To boost local supplies and calm prices after below-average monsoon rainfall curtailed planting, India banned exports of broken rice and imposed a 20% duty on various other export types on Sept. 8.
India’s move to curb rice exports trapped around one million tonnes of grain at ports.
Indian exporters have requested the government permission to ship 100% broken rice piled at ports since New Delhi banned overseas shipments of this grade.
Exporters have also requested government authorization to ship white rice stocks lying at ports without the 20% export tax, as buyers are not willing to pay the extra cost.
“We are examining it,” the source said in response to a question about traders’ requests to the government.

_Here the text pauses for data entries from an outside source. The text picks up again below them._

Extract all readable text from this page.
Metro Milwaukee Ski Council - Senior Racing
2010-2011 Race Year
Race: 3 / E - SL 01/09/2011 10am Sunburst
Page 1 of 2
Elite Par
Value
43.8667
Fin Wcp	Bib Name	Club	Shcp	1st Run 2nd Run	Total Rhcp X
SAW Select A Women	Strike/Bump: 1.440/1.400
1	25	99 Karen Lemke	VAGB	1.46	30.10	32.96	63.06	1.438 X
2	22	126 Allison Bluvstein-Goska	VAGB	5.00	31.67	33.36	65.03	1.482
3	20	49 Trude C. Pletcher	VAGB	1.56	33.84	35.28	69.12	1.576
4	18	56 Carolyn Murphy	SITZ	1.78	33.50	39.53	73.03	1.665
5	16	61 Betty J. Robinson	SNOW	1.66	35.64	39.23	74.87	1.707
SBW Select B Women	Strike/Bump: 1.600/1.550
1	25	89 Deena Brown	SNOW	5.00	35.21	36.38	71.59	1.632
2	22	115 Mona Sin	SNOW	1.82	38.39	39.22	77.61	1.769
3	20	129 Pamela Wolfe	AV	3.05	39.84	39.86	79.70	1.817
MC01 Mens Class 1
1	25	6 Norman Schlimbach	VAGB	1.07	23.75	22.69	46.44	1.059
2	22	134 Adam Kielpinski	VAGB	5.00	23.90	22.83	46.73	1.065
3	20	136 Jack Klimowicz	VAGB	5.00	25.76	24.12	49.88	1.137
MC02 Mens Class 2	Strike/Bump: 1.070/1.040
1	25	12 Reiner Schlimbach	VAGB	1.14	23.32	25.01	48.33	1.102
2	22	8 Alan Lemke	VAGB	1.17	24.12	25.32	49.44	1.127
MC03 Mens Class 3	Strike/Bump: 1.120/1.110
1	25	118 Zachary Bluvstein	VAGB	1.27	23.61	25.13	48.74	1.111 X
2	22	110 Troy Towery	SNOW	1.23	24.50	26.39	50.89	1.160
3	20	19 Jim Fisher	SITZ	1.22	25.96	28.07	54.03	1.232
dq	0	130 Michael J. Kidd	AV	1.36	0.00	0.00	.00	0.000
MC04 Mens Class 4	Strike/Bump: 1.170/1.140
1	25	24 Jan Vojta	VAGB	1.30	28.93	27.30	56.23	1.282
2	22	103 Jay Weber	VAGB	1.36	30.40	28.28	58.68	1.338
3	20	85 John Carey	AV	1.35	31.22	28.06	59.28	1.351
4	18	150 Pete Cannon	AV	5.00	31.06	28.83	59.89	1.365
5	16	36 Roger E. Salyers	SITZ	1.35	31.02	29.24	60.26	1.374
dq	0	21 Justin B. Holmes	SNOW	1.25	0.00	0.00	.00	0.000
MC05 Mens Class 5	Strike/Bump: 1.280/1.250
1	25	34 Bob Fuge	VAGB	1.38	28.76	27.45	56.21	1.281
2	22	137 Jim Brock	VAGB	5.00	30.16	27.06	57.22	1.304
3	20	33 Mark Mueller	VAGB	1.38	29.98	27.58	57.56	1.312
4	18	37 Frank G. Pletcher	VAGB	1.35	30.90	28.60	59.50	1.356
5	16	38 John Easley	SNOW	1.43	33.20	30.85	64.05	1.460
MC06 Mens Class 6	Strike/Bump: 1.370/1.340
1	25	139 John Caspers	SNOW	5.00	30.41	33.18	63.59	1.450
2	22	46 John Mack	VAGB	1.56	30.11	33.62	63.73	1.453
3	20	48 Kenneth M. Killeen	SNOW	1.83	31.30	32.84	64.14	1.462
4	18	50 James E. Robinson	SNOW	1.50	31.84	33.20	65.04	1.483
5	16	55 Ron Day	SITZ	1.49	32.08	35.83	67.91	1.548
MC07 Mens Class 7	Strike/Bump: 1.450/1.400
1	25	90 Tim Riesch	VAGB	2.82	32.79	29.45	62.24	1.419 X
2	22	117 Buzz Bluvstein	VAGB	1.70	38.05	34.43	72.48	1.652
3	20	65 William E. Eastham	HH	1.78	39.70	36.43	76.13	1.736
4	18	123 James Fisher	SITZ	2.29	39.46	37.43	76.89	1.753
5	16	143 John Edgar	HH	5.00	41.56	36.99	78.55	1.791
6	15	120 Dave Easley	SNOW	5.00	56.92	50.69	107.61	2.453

At least 20 ships are waiting to load around 600,000 tonnes of rice at the ports after being trapped for nearly a fortnight, forcing sellers to pay demurrage charges, industry officials told Reuters this week.
Another 400,000 tonnes of rice are stuck at port warehouses and container freight stations even though contracts are backed by letters of credit, an industry leader said.
The stuck broken rice shipments were heading to China, Senegal and Djibouti, while other grades of white rice were bought by buyers in Benin, Sri Lanka, Turkey and the United Arab Emirates.
India’s rice exports could fall by around a quarter this year as New Delhi’s restrictions force buyers to switch to rival suppliers.
India’s Ministry of Agriculture & Farmers’ Welfare on Wednesday said the country’s summer-sown rice output is expected to fall 6% in the 2022-23 crop year, as patchy monsoon rains in the country’s east hit planting and crop yields.